From bridges and skyscrapers to engines and tools to cars and airplanes, metals are the backbone of a thriving economy. Indeed, our consumption of aluminum, copper, lead, lithium, titanium, and other metals continues to rise as the global population increases and economies advance.
As world economic activity continues, higher performance alloys are needed to advance industrial production. Lightweight alloys are required for more fuel-efficient vehicles. Durable, non-corrosive alloys are needed to build longer-lasting structures. And new alloys are being sought to develop missiles, satellites, and warships that can withstand extreme temperatures.
Discovering the secrets to metal performance
To achieve goals such as these, academic and industrial institutions are working to create alloys that are lighter, stronger, more durable, and more corrosion resistant. And with the help of scanning and transmission electron microscopy and other multimodal data acquisition techniques, they are discovering the secrets to alloy performance at multiple scales, opening up new opportunities for innovative applications.
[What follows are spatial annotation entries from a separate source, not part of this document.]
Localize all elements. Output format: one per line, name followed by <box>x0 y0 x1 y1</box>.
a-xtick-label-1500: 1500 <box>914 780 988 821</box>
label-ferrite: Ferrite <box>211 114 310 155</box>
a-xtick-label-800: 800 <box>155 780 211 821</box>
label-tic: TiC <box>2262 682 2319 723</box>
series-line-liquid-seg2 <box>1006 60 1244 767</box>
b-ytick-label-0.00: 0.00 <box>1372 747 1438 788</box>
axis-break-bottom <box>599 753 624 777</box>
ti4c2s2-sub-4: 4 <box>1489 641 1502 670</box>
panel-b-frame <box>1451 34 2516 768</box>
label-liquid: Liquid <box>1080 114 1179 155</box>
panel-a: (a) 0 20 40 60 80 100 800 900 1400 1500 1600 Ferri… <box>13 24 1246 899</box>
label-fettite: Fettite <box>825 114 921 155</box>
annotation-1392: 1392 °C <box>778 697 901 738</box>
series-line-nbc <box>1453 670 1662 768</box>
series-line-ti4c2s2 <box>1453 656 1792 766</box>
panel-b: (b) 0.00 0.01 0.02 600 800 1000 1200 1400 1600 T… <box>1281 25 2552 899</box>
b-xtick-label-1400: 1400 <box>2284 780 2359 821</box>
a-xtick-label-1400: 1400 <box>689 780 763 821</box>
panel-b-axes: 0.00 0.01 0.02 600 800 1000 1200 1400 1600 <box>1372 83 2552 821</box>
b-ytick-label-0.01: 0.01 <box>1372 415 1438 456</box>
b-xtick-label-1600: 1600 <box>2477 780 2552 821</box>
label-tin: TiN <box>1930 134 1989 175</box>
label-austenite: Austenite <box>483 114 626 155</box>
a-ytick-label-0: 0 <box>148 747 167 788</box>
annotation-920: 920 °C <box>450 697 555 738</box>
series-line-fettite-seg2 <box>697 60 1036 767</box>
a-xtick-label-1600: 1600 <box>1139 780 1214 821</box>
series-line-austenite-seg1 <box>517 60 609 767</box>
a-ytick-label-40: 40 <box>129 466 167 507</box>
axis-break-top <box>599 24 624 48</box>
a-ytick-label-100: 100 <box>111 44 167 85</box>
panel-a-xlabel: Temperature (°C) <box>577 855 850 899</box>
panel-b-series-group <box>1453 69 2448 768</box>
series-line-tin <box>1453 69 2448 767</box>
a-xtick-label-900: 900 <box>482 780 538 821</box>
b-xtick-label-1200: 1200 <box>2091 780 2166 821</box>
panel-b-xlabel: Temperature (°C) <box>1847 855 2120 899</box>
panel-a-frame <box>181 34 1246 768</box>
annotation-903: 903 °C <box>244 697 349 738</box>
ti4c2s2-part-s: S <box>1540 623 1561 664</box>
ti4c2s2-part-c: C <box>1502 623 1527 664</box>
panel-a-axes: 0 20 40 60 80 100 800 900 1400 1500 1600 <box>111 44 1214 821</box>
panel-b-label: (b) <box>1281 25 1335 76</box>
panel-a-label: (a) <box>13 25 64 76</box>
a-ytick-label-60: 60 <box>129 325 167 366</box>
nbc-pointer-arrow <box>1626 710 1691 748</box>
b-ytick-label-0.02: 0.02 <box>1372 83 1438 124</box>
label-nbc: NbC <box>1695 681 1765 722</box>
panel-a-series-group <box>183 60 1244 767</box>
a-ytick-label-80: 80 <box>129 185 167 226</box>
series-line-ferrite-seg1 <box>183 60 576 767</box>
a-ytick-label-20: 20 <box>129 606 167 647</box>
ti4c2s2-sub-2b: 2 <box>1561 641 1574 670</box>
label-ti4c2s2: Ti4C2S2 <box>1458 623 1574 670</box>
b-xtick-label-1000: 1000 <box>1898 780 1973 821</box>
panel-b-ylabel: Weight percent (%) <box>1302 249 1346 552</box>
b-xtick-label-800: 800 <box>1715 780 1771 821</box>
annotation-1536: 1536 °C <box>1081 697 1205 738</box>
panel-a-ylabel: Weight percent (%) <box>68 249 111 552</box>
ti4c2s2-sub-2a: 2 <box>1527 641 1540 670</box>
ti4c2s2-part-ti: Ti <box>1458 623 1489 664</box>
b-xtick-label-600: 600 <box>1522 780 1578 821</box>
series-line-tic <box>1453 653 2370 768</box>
Throughout history, humans have known that adding small amounts of elements to a metal to form an alloy can dramatically change its properties. During the Bronze Age, for example, ancient civilizations added tin to copper to make tools and weapons. Later, the Romans and the Ancient Chinese mixed tin with mercury to build mirrors and armor.
Today, scientists have the ability to examine alloys at the atomic level, leading to a far deeper understanding of their physical properties and how they perform in real-world conditions. By examining the structure and composition of alloys at multiple scales, researchers can spot tiny defects in the full context of the area in which they occur.
Designing better alloys for a range of applications
One academic center that’s using electron and focus plasma ion beam microscopy and femto-second laser to explore metals and alloys is the Henry Royce Institute for Advanced Materials in the UK, where researchers are developing high-performance metals for use in the transportation, aerospace, nuclear, and healthcare sectors. By examining the relationships among the elements that form different alloys, researchers are gaining a better understanding of why alloys break down. This, in turn, is leading to the design of new, highly flexible alloys that have a lower environmental impact and can be developed at lower cost.
To assess the engineering integrity of alloys, researchers at the Henry Royce Institute are characterizing them in three dimensions using a suite of electron and X-ray microscopes along with correlative microscopy techniques that enable them to examine these alloys down to the nanometer scale. Using the correlative workflows to coordinate their research, scientists seamlessly pass samples between microscopes, allowing them to examine how alloys perform using different resolutions and fields of view.
Take an additively manufactured Inconel 718 test component for aero engines, for example. Researchers may want to use a 3D micro X-ray computed tomography to inspect large defects, cracks and component imperfections to examine nondestructively its morphology and define locations for further investigations with different apparatus. Using DualBeam or TriBeam systems (FIB-SEM, PFIB-SEM, fs-Laser-PFIB-SEM) they can explore in 3D the alloy’s microstructure and composition at much greater resolutions. Furthermore, with the help of a transmission electron microscope (TEM), they can examine a tiny region of interest at atomistic resolution, such as the tip of a crack. Researchers can also process and visualize their images using image processing software such as Avizo Software. Utilizing multi-scale correlative imaging in this way, researchers are making the small improvements needed to create alloys of the future.
Images show results of correlative microscopy and tomography techniques applied to IN718 additively manufactured specimen. (a) visualization after X-ray micro CT scan; (b) visualization after high resolution micro CT scan; (c) visualization of combined multimodal data; (d) the crack tip segmented and visualized, including TEM study (e) and (f) tri-beam serial sectioned material volume with large opened cracks, segmented and visualized.
“What I’m interested in is why things break,” explains Regius Professor Philip Withers, Chief Scientist at the Henry Royce Institute. Using imaging across many different scales, Withers says scientists can examine failures on a very fine level and see how they can cause larger defects that ultimately lead to failure. “If you want to understand that progress from a small nucleus to a final catastrophic failure, you need to link together different pairs of glasses,” he says.
Creating the alloys of the future
Already, scientists at the Henry Royce Institute and other institutions around the globe are achieving significant breakthroughs. Thanks to today’s researchers, high-entropy alloys are being used to build more damage-resistant nuclear power plants. Nickel-based super alloys are being refined to develop jet engine components that are even more heat-resistant. Lightweight magnesium alloys are being developed to create more fuel-efficient vehicles. And titanium alloys are being employed to design stronger, more corrosion-resistant medical implants.
“The Royce has been set up to accelerate the invention and take up of new materials systems that will meet global challenges, enhance industrial productivity and competitiveness, and shape the world around us,” – Regius Professor Philip Withers, Chief Scientist at the Henry Royce Institute
Bartłomiej Winiarski, PhD, is a Scientist at Thermo Fisher Scientific.